Students currently enrolled in the course will begin their internships in January 2021 as Term 2 classes get underway. Because the internship is project-based, the work can be done remotely.
“Especially in 2020, the year of the worldwide COVID-19 pandemic, the nature of the ECON 387 internship program has been welcomed by both students and businesses,” said Boving, a faculty member in the College of Arts and Science and a lecturer in the College of Law.
“Because it is project based, the program’s big advantages are that internships can be done remotely—giving both students and participating host organizations the important safety of following strict COVID health measures, allowing those host organizations to save on expenses at a time when the pandemic is severely affecting corporate finances negatively, and allowing participating students to work from home and giving them greater flexibility in their daily work schedule.”
The response from USask students and the Saskatoon business community to the program “has been remarkable over the years,” said Boving. Starting with just four internship students and three participating host companies in 2006, the program has grown to include between 13 and 17 students each year, with more than 25 host companies now having provided “highly valuable projects,” he said.

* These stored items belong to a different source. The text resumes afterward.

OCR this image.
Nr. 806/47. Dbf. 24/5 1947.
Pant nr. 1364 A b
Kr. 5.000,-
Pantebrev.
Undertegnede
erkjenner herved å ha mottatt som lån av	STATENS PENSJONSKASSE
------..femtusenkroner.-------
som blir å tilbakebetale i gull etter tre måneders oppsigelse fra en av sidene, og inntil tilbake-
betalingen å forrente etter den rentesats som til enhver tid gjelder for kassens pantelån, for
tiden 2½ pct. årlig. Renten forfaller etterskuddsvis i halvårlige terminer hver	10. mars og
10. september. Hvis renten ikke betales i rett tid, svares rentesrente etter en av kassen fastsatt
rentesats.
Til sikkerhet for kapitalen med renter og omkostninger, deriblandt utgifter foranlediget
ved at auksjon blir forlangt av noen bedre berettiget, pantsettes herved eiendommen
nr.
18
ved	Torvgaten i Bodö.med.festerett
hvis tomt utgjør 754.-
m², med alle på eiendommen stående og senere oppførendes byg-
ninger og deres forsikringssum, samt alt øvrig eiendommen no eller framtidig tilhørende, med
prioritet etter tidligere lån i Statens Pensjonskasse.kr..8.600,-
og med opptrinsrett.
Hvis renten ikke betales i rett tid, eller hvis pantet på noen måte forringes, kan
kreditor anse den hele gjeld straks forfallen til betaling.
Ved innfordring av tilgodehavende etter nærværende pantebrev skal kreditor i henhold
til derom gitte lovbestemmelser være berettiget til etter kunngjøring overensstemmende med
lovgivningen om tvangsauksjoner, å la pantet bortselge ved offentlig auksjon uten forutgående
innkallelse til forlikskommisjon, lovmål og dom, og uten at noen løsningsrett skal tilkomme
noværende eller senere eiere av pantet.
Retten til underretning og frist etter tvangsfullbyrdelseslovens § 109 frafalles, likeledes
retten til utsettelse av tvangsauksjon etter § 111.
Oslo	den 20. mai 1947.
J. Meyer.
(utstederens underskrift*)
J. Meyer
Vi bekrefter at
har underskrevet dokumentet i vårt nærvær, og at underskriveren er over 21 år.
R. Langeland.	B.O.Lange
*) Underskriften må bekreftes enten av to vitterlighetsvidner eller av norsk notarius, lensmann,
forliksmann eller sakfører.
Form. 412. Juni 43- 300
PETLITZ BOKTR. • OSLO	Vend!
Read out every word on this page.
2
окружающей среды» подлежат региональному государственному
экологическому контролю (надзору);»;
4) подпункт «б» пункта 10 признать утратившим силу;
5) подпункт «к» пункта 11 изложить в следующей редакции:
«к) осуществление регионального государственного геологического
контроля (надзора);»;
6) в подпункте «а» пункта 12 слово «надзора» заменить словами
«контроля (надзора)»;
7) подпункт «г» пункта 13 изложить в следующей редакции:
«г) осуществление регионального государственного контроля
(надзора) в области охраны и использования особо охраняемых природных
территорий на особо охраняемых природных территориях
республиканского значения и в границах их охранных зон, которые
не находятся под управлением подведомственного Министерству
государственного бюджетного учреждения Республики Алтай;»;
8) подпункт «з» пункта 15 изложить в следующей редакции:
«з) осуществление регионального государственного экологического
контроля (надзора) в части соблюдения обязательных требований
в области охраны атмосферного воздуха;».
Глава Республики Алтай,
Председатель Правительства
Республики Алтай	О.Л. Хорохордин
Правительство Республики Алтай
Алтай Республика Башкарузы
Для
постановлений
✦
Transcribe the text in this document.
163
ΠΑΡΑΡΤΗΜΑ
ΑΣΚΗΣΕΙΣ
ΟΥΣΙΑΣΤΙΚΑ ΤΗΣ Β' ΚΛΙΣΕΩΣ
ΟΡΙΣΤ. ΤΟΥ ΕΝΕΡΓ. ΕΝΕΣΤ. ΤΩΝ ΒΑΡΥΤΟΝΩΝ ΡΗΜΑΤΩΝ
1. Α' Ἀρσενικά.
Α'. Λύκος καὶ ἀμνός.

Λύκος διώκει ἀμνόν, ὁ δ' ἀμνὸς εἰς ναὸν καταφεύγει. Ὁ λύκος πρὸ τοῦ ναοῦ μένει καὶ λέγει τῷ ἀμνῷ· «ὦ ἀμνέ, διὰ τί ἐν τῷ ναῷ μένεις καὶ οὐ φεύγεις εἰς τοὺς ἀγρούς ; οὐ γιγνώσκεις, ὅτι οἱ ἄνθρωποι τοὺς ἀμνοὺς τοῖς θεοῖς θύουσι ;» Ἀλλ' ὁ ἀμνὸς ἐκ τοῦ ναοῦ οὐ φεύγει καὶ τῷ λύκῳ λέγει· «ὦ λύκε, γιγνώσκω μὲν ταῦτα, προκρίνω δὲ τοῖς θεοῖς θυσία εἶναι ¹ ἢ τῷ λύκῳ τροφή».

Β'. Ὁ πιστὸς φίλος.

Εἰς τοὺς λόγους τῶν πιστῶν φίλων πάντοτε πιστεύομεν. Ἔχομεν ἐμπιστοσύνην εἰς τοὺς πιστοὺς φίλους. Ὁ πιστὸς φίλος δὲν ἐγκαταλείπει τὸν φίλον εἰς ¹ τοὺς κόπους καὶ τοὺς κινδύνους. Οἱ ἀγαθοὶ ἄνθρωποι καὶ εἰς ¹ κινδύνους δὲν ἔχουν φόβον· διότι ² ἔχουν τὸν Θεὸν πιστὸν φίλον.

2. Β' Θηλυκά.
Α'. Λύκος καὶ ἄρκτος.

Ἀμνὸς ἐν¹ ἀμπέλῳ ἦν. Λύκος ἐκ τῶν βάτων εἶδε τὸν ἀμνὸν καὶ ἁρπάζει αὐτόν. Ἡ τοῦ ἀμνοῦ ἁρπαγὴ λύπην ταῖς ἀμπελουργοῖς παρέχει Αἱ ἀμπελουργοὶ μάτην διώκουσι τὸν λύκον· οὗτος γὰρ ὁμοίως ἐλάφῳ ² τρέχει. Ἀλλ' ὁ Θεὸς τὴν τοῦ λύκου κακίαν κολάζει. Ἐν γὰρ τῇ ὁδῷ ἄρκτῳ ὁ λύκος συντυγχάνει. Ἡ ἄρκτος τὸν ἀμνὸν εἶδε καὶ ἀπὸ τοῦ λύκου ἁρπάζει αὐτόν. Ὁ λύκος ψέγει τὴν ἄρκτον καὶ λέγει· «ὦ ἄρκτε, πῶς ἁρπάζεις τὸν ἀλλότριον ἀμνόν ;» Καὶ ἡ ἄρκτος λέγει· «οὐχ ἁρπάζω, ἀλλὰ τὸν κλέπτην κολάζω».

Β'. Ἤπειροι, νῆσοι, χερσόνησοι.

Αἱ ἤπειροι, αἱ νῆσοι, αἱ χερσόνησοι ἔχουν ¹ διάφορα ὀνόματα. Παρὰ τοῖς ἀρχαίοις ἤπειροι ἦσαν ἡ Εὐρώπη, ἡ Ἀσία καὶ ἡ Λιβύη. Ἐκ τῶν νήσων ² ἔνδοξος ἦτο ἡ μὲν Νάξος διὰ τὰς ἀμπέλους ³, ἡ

“Those projects have been real, major issues and objectives for those companies, ranging from the feasibility of providing corporate daycare to their employees, to a cost-benefit analysis of recycling non-nuclear industrial waste in Saskatchewan’s nuclear industry, to the implementation of artificial intelligence and machine-learning technology in the mining industry and financial sector, for example.”
USask student Heidi Tymko, an agricultural economics major in the College of Agriculture and Bioresources, enrolled in the internship from January to April 2020. She worked with a local consulting company on a project that focused on reconciliation and Indigenous and non-Indigenous business relations in downtown Prince Albert. Tymko said she “created lifelong connections and experience” through the internship that will help guide her toward a future career in economics, and she now recommends the course to other USask students.
“This program will allow you to gain in-field experience by applying skills and tools (learned) in university courses towards an official project for a host organization,” said Tymko.
“Through experiential learning, I developed my analytical, research, writing, data collection/analysis, and economic skills while completing a project under my host organization’s guidance. I learned how to apply primary research and survey techniques while improving my communication skills. I have become a better critical thinker during my internship that will assist me in my future career.”
Boving said a principle of the ECON 387 course is that the experiential learning should be thorough and greatly support the student’s ability to reach their career goals. As well, the project-based internship must be as compatible as possible with the student’s interests and passion for learning.
“The benefits of participating have been wide ranging,” he said.
Students, for example, can hone their verbal and written communications skills, develop their time and task management expertise, and increase their chances of finding employment in their fields after graduation. Businesses can benefit from the direct application of some of the latest academic and research-based learning as well as the opportunity to observe a potential future employee at work, said Boving.
“The Department of Economics is very grateful that, in spite of these extraordinary times and challenges caused by the unprecedented pandemic, both participating host organizations and especially our students can continue to benefit from the important experiential learning experience so that they will have the best possible opportunity for success in the future,” he said.